Feb 2, 2017 - Technology

Microsoft pushes for Trump travel order relief

Swayne B. Hall / AP

Add this to your list of how tech is responding to President Trump's ban on refugees and immigrant travel from seven majority-Muslim countries: Microsoft has asked the administration to consider a process for making exceptions for certain individuals affected by the order.

The request came in a letter Microsoft exec Brad Smith sent to Secretary of State Rex Tillerson and Secretary of Homeland Security John Kelly that emphasizes the impact the executive order has had on Microsoft's workforce and on other "responsible applications for entry into the country."

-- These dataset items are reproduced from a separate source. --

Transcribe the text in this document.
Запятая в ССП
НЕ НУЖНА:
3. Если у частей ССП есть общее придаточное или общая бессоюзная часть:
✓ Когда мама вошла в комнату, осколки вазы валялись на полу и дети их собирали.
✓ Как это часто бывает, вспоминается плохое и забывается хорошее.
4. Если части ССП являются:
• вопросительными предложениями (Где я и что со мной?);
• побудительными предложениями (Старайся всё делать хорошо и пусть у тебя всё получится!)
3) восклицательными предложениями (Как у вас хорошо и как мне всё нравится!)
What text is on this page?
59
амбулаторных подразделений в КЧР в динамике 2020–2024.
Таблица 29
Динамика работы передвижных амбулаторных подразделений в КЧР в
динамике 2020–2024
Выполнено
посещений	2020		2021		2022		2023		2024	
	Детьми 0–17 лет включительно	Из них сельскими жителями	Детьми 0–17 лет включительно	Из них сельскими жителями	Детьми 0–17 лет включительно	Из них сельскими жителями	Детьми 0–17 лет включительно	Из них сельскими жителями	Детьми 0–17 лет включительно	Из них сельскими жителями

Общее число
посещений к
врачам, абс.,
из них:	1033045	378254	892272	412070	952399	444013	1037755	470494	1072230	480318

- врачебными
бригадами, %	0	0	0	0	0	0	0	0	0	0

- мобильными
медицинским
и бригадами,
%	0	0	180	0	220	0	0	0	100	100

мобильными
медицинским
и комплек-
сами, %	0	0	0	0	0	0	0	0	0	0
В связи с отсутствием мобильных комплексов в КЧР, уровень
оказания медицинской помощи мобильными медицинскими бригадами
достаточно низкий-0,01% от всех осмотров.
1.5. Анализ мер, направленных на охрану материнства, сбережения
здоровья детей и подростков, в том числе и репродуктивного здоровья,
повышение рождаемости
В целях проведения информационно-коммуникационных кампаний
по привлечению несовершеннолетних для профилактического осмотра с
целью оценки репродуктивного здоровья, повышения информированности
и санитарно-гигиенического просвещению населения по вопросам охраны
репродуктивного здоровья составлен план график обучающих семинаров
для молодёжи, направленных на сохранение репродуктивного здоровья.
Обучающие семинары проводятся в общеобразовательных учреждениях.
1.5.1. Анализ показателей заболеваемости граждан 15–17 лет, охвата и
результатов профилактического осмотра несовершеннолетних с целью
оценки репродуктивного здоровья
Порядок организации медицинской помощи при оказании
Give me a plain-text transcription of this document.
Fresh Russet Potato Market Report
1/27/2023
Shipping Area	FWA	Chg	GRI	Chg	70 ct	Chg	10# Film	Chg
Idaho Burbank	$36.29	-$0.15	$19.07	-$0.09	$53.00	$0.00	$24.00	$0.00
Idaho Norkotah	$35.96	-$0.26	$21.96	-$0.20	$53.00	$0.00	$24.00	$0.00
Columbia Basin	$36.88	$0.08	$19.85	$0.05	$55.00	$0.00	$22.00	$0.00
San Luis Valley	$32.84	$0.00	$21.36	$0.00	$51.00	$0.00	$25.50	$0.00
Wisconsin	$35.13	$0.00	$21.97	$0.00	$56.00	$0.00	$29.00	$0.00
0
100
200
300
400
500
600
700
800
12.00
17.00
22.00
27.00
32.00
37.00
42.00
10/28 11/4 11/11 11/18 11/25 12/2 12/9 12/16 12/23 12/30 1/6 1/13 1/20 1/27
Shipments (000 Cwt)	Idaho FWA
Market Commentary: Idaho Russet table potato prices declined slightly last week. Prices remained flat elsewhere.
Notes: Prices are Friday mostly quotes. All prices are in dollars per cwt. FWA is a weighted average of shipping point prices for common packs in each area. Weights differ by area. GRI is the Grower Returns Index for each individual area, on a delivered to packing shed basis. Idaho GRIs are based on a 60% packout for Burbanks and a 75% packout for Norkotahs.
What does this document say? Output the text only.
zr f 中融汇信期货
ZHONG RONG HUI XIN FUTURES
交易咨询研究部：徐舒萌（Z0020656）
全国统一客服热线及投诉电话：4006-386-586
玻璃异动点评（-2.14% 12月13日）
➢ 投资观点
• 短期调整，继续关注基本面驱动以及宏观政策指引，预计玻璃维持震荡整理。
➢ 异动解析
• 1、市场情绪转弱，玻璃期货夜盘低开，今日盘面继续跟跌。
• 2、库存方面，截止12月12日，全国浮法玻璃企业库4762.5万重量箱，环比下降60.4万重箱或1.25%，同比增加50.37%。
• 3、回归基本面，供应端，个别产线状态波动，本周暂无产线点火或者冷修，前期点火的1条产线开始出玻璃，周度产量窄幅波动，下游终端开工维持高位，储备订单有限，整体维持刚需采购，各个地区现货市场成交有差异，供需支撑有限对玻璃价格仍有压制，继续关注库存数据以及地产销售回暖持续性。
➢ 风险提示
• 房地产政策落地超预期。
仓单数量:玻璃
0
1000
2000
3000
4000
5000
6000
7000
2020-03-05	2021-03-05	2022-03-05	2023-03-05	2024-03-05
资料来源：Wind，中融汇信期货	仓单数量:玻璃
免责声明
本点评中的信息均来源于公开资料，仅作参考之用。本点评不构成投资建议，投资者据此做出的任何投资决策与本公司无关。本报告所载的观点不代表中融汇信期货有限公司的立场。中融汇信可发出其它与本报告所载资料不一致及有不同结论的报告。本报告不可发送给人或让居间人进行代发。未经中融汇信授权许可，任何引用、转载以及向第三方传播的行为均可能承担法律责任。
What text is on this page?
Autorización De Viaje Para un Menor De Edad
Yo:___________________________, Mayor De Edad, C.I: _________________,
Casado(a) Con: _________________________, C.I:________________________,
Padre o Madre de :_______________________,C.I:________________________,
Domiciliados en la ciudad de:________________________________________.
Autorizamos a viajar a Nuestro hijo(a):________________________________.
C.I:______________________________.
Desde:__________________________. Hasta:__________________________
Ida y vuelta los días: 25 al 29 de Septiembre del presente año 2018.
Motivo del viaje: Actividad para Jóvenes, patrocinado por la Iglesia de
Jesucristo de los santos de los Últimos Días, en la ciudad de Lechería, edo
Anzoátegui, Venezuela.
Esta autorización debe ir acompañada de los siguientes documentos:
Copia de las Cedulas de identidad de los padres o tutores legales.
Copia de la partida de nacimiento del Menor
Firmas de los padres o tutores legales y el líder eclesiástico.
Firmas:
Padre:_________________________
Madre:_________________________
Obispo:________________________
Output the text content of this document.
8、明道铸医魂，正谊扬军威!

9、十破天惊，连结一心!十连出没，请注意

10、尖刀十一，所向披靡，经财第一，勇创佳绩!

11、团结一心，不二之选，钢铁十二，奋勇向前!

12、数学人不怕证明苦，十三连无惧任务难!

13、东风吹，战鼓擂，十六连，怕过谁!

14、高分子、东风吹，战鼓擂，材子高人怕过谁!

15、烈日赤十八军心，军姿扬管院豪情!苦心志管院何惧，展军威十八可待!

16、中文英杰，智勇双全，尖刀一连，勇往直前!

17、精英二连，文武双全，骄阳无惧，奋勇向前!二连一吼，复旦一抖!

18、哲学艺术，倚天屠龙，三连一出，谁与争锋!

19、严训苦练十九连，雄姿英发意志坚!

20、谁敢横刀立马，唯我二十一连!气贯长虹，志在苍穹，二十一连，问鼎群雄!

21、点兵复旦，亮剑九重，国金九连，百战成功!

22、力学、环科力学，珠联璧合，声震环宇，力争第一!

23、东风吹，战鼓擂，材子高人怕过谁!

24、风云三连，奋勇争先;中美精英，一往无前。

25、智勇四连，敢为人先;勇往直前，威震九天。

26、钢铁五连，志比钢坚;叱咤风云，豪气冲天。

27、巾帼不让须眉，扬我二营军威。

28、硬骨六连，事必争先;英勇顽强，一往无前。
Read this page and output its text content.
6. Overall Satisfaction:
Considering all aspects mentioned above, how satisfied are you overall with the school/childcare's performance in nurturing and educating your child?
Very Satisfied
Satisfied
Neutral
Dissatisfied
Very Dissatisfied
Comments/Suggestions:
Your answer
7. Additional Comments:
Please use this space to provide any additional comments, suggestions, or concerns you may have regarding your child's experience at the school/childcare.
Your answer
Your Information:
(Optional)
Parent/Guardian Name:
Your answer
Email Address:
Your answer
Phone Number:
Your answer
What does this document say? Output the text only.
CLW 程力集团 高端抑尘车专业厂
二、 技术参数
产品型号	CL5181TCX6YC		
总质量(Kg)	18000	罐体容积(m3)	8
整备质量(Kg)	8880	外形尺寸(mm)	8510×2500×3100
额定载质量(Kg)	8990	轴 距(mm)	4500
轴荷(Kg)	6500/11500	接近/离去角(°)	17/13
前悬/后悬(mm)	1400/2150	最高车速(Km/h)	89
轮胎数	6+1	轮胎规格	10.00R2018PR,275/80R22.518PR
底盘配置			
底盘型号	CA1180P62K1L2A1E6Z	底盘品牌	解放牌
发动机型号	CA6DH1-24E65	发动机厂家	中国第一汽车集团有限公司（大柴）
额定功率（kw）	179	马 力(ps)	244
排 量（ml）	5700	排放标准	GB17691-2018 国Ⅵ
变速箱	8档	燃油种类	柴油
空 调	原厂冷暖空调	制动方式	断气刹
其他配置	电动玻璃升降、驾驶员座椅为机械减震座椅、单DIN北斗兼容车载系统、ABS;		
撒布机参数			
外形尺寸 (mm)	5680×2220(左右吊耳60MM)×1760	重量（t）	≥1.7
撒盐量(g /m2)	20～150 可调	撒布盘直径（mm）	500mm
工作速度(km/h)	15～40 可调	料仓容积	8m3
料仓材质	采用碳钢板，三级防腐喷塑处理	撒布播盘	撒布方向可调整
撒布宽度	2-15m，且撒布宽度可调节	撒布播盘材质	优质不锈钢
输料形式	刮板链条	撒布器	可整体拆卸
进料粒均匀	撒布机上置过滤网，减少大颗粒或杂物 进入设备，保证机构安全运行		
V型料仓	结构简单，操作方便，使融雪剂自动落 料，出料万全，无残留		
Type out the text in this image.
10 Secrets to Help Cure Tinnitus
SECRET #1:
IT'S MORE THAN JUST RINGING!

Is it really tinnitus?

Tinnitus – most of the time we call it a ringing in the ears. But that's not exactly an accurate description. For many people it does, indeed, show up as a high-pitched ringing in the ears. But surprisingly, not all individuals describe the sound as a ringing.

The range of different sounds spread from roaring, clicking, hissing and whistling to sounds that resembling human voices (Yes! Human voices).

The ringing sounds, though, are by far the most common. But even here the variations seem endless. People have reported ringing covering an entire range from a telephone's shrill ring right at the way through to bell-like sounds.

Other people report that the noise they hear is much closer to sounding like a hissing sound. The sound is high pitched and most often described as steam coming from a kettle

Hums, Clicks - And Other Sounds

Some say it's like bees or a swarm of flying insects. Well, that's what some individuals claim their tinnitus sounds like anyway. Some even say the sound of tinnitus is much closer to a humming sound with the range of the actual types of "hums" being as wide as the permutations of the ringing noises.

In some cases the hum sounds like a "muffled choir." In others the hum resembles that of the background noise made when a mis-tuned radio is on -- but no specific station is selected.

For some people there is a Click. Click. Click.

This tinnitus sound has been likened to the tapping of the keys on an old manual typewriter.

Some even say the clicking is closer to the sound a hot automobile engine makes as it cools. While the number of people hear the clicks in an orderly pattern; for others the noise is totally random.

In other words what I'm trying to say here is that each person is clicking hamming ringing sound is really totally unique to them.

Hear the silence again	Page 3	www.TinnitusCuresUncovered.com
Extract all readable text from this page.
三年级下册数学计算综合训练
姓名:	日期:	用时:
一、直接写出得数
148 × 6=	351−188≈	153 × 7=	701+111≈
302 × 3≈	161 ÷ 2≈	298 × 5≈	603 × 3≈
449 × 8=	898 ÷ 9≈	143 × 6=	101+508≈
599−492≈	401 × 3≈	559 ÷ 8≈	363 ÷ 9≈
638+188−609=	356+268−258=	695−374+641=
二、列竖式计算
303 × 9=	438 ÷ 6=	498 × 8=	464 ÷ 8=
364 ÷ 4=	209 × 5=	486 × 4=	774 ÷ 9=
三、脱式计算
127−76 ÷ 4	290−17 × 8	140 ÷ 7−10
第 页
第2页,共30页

  • Microsoft has 76 employees — and 41 dependents — who have "nonimmigrant visas to live and work in the United States" and are affected by the order.
  • Smith said that "even among just our own employees, we have one individual who is unable to start her new job in the U.S.; others who have been separated from their spouses; and yet another employee who is confronted with the gut-wrenching decision of whether to visit her dying parent overseas."
  • Microsoft has been active in several venues in expressing concerns about the ban. "At the outset, we recognize that this proposal will not and should not end the broader debate and deliberations regarding last week's executive order," the company said in a blog post about the letter.

The bigger picture: Tech companies are under a lot of pressure, including from their own employees, to speak out against Trump's ban. In framing their response, they've toe'd the line between expressing concern for their own employees and the larger impact on migrants and U.S. permanent residents affected by the executive order.